11th Class Business Studies International Trade Question Bank International Trade-II (Long)

  • question_answer
    Your firm is planning to import textile machinery from Canada. Describe the procedure involved in importing.

    Answer:

    Ans.     In order to import textile machinery from Canada, the firm will have to take the following steps:
    (a) The firm (the importer) should first make an enquiry about the price of the machinery, terms and conditions on which the selected Canadian exporter is willing to supply the goods and such related information. It should then send the trade enquiry to the exporter. On receipt of the trade enquiry, the exporter will prepare a quotation and send it to the importer.
    (b) The importer must find out whether the goods to be imported are subject to import licensing. If needed, it must secure an import license.
    (c) The firm must then convert domestic currency into foreign currency to make payment to the exporter. This is done by submitting an application to a bank in the prescribed form along with documents.
    (d) Once the import license is obtained, the importer can place an order with the exporter specifying the price, quantity and quality of the goods required.
    (e) The importer will be required to send a letter of credit to the Canadian exporter. This letter is obtained from the importer's bank and acts as a bank guarantee that a draft of a specified amount drawn on it by the exporter will be honoured.

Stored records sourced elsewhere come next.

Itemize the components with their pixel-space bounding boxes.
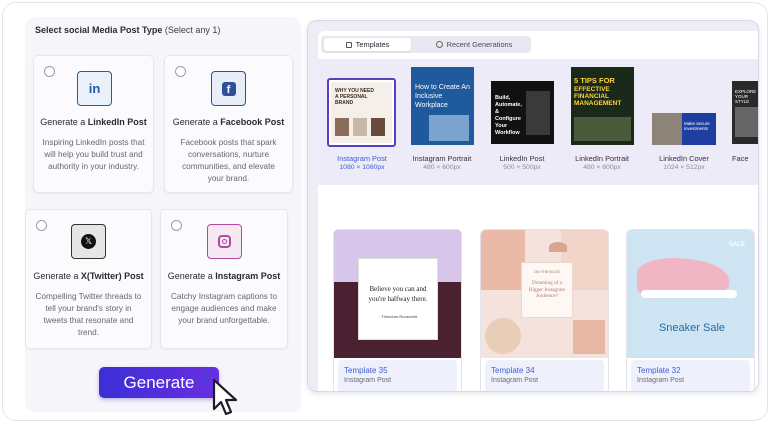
facebook-post-card[interactable]: f Generate a Facebook Post Facebook post… — [164, 55, 293, 193]
template-name: Template 35 — [344, 366, 388, 375]
format-label: LinkedIn Post — [499, 154, 545, 163]
instagram-post-card[interactable]: Generate a Instagram Post Catchy Instagr… — [160, 209, 288, 349]
template-thumbnail: ON THE BLOG Dreaming of a Bigger Instagr… — [481, 230, 608, 358]
format-size: 1080 × 1080px — [339, 164, 385, 171]
app-frame: Select social Media Post Type (Select an… — [2, 2, 768, 421]
thumb-text: WHY YOU NEED A PERSONAL BRAND — [335, 88, 374, 106]
thumb-text: EXPLORE YOUR STYLE — [735, 89, 757, 104]
thumb-text: 5 TIPS FOR — [574, 76, 615, 85]
template-type: Instagram Post — [344, 377, 392, 384]
linkedin-post-card[interactable]: in Generate a LinkedIn Post Inspiring Li… — [33, 55, 154, 193]
pointer-cursor-icon — [201, 369, 238, 416]
panel-title: Select social Media Post Type (Select an… — [35, 25, 221, 35]
instagram-radio[interactable] — [171, 220, 182, 231]
instagram-card-desc: Catchy Instagram captions to engage audi… — [170, 292, 278, 325]
thumb-text: Make secure investments — [684, 121, 710, 131]
format-size: 480 × 600px — [423, 164, 461, 171]
template-sale-badge: SALE — [728, 242, 745, 248]
linkedin-radio[interactable] — [44, 66, 55, 77]
x-twitter-post-card[interactable]: 𝕏 Generate a X(Twitter) Post Compelling … — [25, 209, 152, 349]
template-headline: Dreaming of a Bigger Instagram Audience? — [528, 280, 566, 299]
template-card-32[interactable]: SALE Sneaker Sale Template 32 Instagram … — [626, 229, 755, 391]
thumb-text: How to Create An Inclusive Workplace — [415, 84, 470, 109]
instagram-icon — [207, 224, 242, 259]
x-twitter-radio[interactable] — [36, 220, 47, 231]
template-footer: Template 32 Instagram Post — [631, 360, 750, 391]
template-name: Template 34 — [491, 366, 535, 375]
template-blog-label: ON THE BLOG — [534, 270, 560, 274]
x-twitter-card-desc: Compelling Twitter threads to tell your … — [35, 292, 142, 337]
format-thumb: WHY YOU NEED A PERSONAL BRAND — [331, 82, 392, 143]
format-strip: WHY YOU NEED A PERSONAL BRAND Instagram … — [318, 59, 758, 185]
template-type: Instagram Post — [637, 377, 685, 384]
templates-panel: Templates Recent Generations WHY YOU NEE… — [307, 20, 759, 392]
format-label: Face — [732, 154, 749, 163]
linkedin-icon: in — [77, 71, 112, 106]
tab-recent-generations[interactable]: Recent Generations — [421, 38, 527, 51]
template-card-34[interactable]: ON THE BLOG Dreaming of a Bigger Instagr… — [480, 229, 609, 391]
linkedin-card-title: Generate a LinkedIn Post — [40, 117, 147, 127]
linkedin-card-desc: Inspiring LinkedIn posts that will help … — [42, 138, 145, 171]
template-tabs: Templates Recent Generations — [321, 36, 531, 53]
templates-browser: Templates Recent Generations WHY YOU NEE… — [318, 31, 758, 391]
template-thumbnail: SALE Sneaker Sale — [627, 230, 754, 358]
thumb-text: Build, Automate, & Configure Your Workfl… — [495, 95, 522, 136]
format-label: Instagram Portrait — [412, 154, 472, 163]
template-name: Template 32 — [637, 366, 681, 375]
format-linkedin-cover[interactable]: Make secure investments — [652, 113, 716, 145]
template-quote: Believe you can and you're halfway there… — [368, 285, 428, 303]
facebook-icon: f — [211, 71, 246, 106]
format-label: Instagram Post — [337, 154, 387, 163]
facebook-card-title: Generate a Facebook Post — [172, 117, 285, 127]
template-type: Instagram Post — [491, 377, 539, 384]
facebook-radio[interactable] — [175, 66, 186, 77]
format-linkedin-portrait[interactable]: 5 TIPS FOR EFFECTIVE FINANCIAL MANAGEMEN… — [571, 67, 634, 145]
templates-icon — [345, 41, 352, 48]
format-label: LinkedIn Cover — [659, 154, 709, 163]
x-twitter-icon: 𝕏 — [71, 224, 106, 259]
facebook-card-desc: Facebook posts that spark conversations,… — [180, 138, 277, 183]
clock-icon — [435, 41, 443, 48]
x-twitter-card-title: Generate a X(Twitter) Post — [33, 271, 144, 281]
format-size: 1024 × 512px — [663, 164, 705, 171]
format-linkedin-post[interactable]: Build, Automate, & Configure Your Workfl… — [491, 81, 554, 144]
tab-templates[interactable]: Templates — [324, 38, 411, 51]
template-headline: Sneaker Sale — [658, 322, 726, 334]
format-label: LinkedIn Portrait — [575, 154, 629, 163]
format-partial[interactable]: EXPLORE YOUR STYLE — [732, 81, 758, 144]
format-size: 480 × 600px — [583, 164, 621, 171]
post-type-panel: Select social Media Post Type (Select an… — [25, 17, 301, 412]
instagram-card-title: Generate a Instagram Post — [167, 271, 281, 281]
template-card-35[interactable]: Believe you can and you're halfway there… — [333, 229, 462, 391]
template-footer: Template 35 Instagram Post — [338, 360, 457, 391]
template-thumbnail: Believe you can and you're halfway there… — [334, 230, 461, 358]
format-instagram-portrait[interactable]: How to Create An Inclusive Workplace — [411, 67, 474, 145]
format-instagram-post[interactable]: WHY YOU NEED A PERSONAL BRAND — [327, 78, 396, 147]
template-author: - Theodore Roosevelt — [378, 314, 418, 319]
format-size: 500 × 500px — [503, 164, 541, 171]
thumb-text: EFFECTIVE FINANCIAL MANAGEMENT — [574, 86, 622, 107]
template-footer: Template 34 Instagram Post — [485, 360, 604, 391]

    (f) The next step is for the importer to arrange for finance in order to make payment to the exporter on the arrival of the goods. This is necessary to avoid penalties on account of any delay in payment.

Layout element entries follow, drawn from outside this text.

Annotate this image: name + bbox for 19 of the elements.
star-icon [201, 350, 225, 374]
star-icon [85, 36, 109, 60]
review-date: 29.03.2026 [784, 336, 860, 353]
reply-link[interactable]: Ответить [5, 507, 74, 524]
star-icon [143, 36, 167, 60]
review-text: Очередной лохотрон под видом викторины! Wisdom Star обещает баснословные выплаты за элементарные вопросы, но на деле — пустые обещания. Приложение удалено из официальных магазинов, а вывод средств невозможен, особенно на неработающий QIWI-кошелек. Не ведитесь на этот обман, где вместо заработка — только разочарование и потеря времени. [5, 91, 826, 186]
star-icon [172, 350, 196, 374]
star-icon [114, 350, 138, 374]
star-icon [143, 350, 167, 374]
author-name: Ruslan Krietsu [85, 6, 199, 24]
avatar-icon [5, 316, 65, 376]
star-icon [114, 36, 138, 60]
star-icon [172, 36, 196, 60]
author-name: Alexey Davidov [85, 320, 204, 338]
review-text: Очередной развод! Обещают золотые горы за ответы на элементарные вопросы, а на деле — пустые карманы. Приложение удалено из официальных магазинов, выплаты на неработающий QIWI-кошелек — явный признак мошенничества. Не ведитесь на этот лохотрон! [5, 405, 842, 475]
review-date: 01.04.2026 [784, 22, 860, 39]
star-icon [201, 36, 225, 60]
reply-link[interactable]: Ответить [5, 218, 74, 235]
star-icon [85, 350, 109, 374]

    (g) Once the goods are shipped, the exporter will send a shipment advice to the importer. This document is proof of dispatch of the goods and contains information about the bill of lading, name of the vessel with date, port of export, description of goods, etc.

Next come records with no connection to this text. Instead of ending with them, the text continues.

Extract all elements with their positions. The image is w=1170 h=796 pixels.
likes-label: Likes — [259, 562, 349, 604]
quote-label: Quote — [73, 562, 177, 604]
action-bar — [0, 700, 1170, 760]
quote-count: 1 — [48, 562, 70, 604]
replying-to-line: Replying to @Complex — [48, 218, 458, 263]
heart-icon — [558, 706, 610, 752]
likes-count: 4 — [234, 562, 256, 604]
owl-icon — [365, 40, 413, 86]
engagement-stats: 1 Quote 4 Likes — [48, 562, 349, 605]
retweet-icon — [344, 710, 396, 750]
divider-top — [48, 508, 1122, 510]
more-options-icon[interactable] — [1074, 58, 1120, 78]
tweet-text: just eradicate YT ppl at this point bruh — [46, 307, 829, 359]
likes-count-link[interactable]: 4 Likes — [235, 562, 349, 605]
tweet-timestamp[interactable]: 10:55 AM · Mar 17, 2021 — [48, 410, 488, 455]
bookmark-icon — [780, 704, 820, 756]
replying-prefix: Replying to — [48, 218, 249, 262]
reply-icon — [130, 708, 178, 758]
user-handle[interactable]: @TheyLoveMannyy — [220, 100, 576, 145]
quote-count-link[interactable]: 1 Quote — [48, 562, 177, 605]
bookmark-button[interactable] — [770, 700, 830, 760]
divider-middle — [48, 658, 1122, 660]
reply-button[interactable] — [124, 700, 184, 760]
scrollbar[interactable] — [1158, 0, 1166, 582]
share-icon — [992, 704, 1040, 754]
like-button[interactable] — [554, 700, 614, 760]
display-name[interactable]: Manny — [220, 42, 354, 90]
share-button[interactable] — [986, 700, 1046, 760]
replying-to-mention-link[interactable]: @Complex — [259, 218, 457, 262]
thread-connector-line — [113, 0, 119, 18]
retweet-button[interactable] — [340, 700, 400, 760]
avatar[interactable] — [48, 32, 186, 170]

    (h) The importer must then prepare a bill of exchange that is to be handed over to the exporter's banker in exchange for the export documents. After this is done, the importer is required to instruct its bank to transfer money to the exporter's bank account.
    (i) An import general manifest will be issued by the person in charge of the carrier (ship or airliner) in which the goods are being imported. This is done in order to inform the officer in charge at the dock or the airport about the arrival of the goods. This document contains information about the goods being imported, and it is on the basis of this document that unloading of the cargo will take place.
    (j) Once the goods arrive at the port, the importer must get customs clearance, which in turn requires a delivery order, a port duty dues receipt and a bill of entry.